What would be your role?
The Security Team is responsible for making sure all of Casumo's products are designed and implemented to the highest security standards. We are looking for an engineer who is passionate about security and help us keep building features and tooling that will protect our players and our employees alike. The Information Security Engineer will support the business with design, testing, implementation and upkeep of state-of-the-art secure application systems, networks, and database products as well as peripheral tools and services that helps the rest of Casumo safeguard the integrity of their data, irrespective of the location of the data. This person must have the ability to work in a team environment with fellow engineers, analysts, regulators, vendors and customers. The ability to effectively communicate both verbally and in writing is essential.
An Information Security Engineer at Casumo will:
Develop and maintain cybersecurity artifact, tools and processes for production and office systems;
Champion security with different teams to make their infrastructure more secure, primarily through automated tools and manual code/architecture review
Design, build, maintain, and operate innovative tools to continously enhance our security
Be the first response and remediation for security-related incidents
Consult, evangelize, and educate about conceptual and practical security to groups of varying sizes, disciplines, and experience levels
Engage and participate in the security community, and keep abreast of information security incidents in the wild and training to ensure cutting-edge knowledge is within the business.
Profile and required technical skills
Computer Science/Software Engineer B.Sc. Degree and 3 to 6 years of related software engineering experience or equivalent combination of education / experience.
You have experience in securing systems against attacks in several areas of security but most notably at the infrastructure and network layers; including knowledge about internet security, CDNs, VPNs, firewalls, SSL and secure network design in relation to always-online systems.
You've built a strong foundation and you have in-depth technical knowledge of security engineering, authentication, security protocols and applied cryptography.
You understand security in distributed systems at scale in modern architectures and written by modern development teams.
You are confident working in Linux environments and comfortable working with tools like git and scripting languages such as Python.

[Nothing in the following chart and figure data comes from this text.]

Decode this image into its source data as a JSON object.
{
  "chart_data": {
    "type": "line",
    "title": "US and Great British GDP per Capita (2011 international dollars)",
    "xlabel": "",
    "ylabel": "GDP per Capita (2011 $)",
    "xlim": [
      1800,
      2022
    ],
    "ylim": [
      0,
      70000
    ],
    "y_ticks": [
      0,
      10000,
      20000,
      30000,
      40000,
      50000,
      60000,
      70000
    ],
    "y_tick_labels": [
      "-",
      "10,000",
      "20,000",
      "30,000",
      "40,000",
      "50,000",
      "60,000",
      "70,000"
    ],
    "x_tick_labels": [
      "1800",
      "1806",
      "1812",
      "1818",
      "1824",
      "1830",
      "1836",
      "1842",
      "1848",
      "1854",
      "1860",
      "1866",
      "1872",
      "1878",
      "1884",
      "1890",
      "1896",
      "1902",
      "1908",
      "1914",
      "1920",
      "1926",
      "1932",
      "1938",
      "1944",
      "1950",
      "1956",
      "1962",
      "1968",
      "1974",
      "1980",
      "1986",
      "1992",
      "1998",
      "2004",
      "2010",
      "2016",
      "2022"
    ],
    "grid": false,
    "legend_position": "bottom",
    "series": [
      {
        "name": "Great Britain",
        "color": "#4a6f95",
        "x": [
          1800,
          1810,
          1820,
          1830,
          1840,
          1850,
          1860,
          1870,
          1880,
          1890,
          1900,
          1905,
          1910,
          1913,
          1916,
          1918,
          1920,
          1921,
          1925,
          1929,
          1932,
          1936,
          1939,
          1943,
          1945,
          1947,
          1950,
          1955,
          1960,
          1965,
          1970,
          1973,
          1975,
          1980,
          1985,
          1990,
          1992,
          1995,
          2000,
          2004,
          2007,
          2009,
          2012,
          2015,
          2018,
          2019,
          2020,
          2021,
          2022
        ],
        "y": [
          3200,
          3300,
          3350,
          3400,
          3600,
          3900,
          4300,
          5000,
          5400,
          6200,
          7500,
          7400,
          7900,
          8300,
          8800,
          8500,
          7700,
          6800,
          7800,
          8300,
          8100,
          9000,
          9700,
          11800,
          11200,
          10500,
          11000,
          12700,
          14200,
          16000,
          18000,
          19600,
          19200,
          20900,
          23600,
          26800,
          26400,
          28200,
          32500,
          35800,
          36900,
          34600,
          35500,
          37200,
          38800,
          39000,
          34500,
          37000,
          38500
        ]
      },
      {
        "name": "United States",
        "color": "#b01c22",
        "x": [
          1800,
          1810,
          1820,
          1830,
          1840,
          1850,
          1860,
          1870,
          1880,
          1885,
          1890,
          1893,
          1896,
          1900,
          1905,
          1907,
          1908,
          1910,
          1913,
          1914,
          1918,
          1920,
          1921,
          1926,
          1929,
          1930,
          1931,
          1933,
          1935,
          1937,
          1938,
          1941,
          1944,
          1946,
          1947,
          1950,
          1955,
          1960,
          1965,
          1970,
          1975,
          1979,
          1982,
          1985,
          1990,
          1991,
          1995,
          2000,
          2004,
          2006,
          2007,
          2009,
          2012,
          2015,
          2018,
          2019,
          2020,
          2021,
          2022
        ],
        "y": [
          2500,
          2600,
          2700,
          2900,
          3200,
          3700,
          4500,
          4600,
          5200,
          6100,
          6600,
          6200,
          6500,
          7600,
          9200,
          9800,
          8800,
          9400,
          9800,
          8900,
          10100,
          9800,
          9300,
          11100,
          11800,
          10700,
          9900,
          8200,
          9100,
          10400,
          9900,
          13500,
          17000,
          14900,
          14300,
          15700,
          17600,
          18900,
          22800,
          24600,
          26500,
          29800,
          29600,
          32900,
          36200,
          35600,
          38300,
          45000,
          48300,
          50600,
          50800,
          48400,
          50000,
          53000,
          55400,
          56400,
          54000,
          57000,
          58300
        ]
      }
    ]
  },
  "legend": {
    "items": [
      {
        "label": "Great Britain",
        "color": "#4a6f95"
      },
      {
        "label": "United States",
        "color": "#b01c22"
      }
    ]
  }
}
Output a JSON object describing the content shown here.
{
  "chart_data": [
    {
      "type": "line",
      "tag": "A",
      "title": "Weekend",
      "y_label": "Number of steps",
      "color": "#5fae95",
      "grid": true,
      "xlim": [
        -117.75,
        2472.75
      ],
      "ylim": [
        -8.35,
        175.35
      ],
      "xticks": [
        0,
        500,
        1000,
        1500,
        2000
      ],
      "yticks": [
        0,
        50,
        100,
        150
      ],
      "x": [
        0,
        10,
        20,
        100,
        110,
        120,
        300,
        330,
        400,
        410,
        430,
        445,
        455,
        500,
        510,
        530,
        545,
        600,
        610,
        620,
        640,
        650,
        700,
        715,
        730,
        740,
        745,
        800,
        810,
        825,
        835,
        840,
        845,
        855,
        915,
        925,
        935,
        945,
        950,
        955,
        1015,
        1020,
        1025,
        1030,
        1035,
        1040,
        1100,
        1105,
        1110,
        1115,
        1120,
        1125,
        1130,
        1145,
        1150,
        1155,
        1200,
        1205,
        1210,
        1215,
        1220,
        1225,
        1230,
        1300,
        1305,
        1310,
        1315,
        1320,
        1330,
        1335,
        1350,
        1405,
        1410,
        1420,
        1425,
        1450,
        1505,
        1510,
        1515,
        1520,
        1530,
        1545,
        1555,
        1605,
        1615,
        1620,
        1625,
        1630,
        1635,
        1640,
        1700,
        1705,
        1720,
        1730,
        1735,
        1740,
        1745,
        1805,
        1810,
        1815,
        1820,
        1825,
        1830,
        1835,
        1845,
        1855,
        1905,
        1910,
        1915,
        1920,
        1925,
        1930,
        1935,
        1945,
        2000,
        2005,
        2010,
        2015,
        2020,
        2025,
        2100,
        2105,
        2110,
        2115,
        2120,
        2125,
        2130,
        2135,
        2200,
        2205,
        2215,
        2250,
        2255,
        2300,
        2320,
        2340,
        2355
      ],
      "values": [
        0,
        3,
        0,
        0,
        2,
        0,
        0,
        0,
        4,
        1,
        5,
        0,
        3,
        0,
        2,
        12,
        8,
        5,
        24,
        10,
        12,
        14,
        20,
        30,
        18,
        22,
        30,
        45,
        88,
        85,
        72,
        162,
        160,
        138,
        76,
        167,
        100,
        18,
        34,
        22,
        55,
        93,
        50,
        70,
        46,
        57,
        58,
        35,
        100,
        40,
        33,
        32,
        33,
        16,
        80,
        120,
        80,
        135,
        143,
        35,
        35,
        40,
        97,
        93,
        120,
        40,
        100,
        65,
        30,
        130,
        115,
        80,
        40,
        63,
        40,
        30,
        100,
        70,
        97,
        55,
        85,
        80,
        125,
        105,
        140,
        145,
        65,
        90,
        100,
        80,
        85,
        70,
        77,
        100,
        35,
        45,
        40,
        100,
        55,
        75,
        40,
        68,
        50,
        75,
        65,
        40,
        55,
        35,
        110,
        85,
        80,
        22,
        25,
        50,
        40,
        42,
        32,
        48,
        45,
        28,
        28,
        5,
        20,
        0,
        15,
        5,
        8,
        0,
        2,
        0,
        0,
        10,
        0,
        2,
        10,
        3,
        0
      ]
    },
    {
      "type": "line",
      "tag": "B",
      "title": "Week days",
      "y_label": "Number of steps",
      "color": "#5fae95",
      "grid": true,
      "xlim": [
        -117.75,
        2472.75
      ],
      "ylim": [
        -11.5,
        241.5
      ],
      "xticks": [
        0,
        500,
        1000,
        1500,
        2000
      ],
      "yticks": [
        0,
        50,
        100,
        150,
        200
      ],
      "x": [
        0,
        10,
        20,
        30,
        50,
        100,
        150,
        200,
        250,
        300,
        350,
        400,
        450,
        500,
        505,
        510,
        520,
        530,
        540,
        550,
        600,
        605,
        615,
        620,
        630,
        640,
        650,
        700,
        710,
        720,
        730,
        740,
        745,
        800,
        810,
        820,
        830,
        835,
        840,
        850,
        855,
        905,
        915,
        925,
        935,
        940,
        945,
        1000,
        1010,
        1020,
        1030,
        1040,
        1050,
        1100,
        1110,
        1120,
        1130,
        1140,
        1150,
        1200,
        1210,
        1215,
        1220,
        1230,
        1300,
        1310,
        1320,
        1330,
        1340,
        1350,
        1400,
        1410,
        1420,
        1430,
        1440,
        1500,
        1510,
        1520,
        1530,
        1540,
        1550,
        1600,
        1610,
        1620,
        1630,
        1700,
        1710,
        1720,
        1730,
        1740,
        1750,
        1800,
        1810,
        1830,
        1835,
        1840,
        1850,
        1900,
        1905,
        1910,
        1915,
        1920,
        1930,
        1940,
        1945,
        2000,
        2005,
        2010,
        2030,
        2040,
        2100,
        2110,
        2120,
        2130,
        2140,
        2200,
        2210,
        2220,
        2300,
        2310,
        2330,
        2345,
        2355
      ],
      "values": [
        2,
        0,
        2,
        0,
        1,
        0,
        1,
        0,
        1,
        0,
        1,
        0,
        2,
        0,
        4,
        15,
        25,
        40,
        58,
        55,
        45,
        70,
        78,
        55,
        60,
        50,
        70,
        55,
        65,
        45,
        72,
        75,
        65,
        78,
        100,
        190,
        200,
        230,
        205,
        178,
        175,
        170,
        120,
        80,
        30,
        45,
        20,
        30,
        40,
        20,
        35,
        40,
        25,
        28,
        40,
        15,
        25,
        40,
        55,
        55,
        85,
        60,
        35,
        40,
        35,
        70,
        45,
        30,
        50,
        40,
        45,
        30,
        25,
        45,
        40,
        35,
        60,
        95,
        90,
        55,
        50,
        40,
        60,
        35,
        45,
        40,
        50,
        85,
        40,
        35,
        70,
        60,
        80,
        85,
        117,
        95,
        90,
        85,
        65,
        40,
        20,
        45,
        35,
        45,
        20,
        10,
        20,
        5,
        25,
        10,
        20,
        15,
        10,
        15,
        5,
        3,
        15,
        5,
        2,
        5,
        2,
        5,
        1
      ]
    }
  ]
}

You are familiar with, or are willing to learn and embrace open-source tools such SaltStack, Ansible, ELK and Grafana.
Knowledge of tools and applications such as MySQL, RabbitMQ, Docker, Vagrant or Jenkins are considered an asset.
Self managed, driven, curious and a team player that likes freedom with responsibility and would feel comfortable in an environment of developer anarchy.
Acts responsibly with sensitive and confidential information.
Able to travel if required and appreciates that some black-hat hackers work at unsociable hours.
It’s a plus if you have experience with transaction-heavy, distributed systems, messaging, microservices and automated provisioning techniques.
Certifications such as CISSP would be considered as a bonus but not essential.
Genetically engineered replicants can apply but must be able to pass the Turing test during interview.